Chapter one
The two fellows following me down the noxious alley in Amintin made a reasonable job of skulking in the shadows. When they crossed the open mouths of side alleys through the fuzzy pink moonlight they’d fail even the most elementary examination for any Assassin’s Guild. They were most likely common footpads who’d picked me up as a likely victim the moment I’d entered the alley. They might not be. They might have other and altogether more sinister reasons for dogging my footsteps. Well, bad cess to ’em. There was a task I had to do here set to my hands by the Star Lords that overrode petty considerations like a couple of thugs or assassins.
“You will make contact with a man named Fweygo,” the Star Lords had told me. “He will inform you of your duties.”
In these latter days of my dealings with the Everoinye they still retained a flavor of their old arrogance even though my whole relationship with them had changed. This adventure was a whole new start, a completely fresh departure in my rackety life on Kregen. What the task was they had not deigned to tell me. Mind you, they had condescended to equip me with clothes and weapons and this unusual event still startled.
The hazy pink moonlight of The Maiden with the Many Smiles slanted into the unwholesome alley. The Star Lords had landed me just inside the dock wall of the river port. Some of the fortifications looked unusual to the eye of an old warrior; but this was a very foreign land. I’d chosen this dismal route to reach the tavern called The Net and Stikling as being less conspicuous than following the main street.
Amintin lay on the left bank of the river and was some ten miles from the coast. The stink of fish was not too pervasive. The two plug-uglies padding along in my footsteps probably smelled far worse.
I kept an intermittent observation on my back trail to make sure they didn’t suddenly have a rush of blood to their tiny pointed heads and try to jump me.
A few massy clouds obscured the moon from time to time. Among the dingy buildings leaning over the alley no breath of wind disturbed the pools of muddy water between the cracked and ancient cobbles. Just up ahead a corner looked promising. There I could wait unseen and at precisely the right moment leap on my shadows. I had no interest in what their stories might be, not right now at any rate; I merely wished to get on with what the Star Lords had sent me to Amintin to accomplish.
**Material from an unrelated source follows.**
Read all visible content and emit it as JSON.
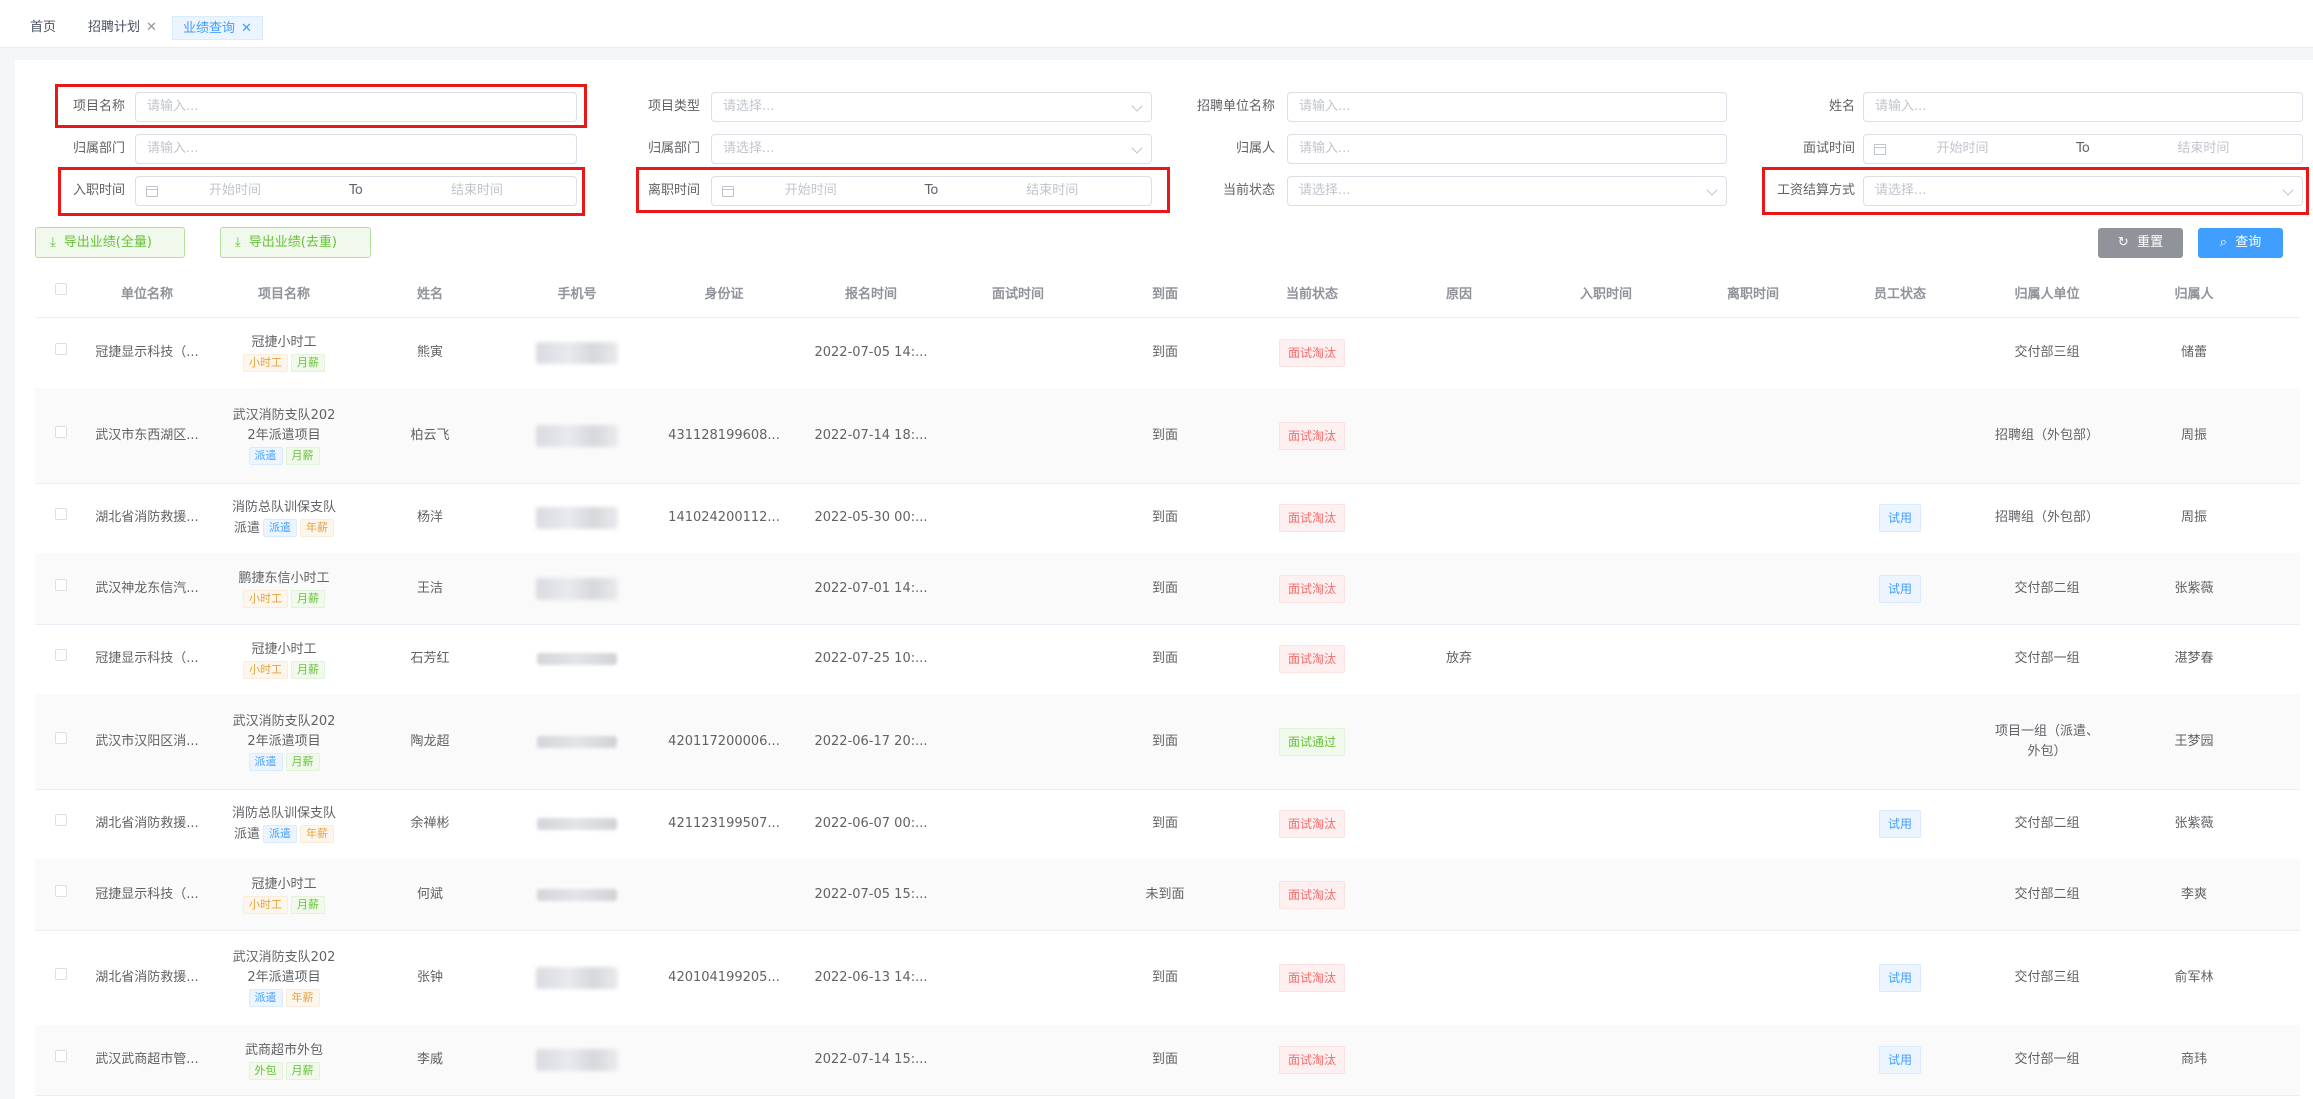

The corner would conceal me admirably and I could stand without moving as the two men approached.
One of them was apim, Homo sapiens sapiens, like me. The other was a polsim with pointed ears and a narrow devil’s face, with a deep vee-shaped mouth and the cunning lines of long and villainous experience engraved on his leathery skin. Still, like an apim, he had only two arms and two legs and did not have a flexible and deadly tail. Apim and polsim, they both wore raggedy garments that left their chests bare. The cudgels in their fists looked lethal enough and their knives would be sharp enough to pare skin from bone without drawing blood.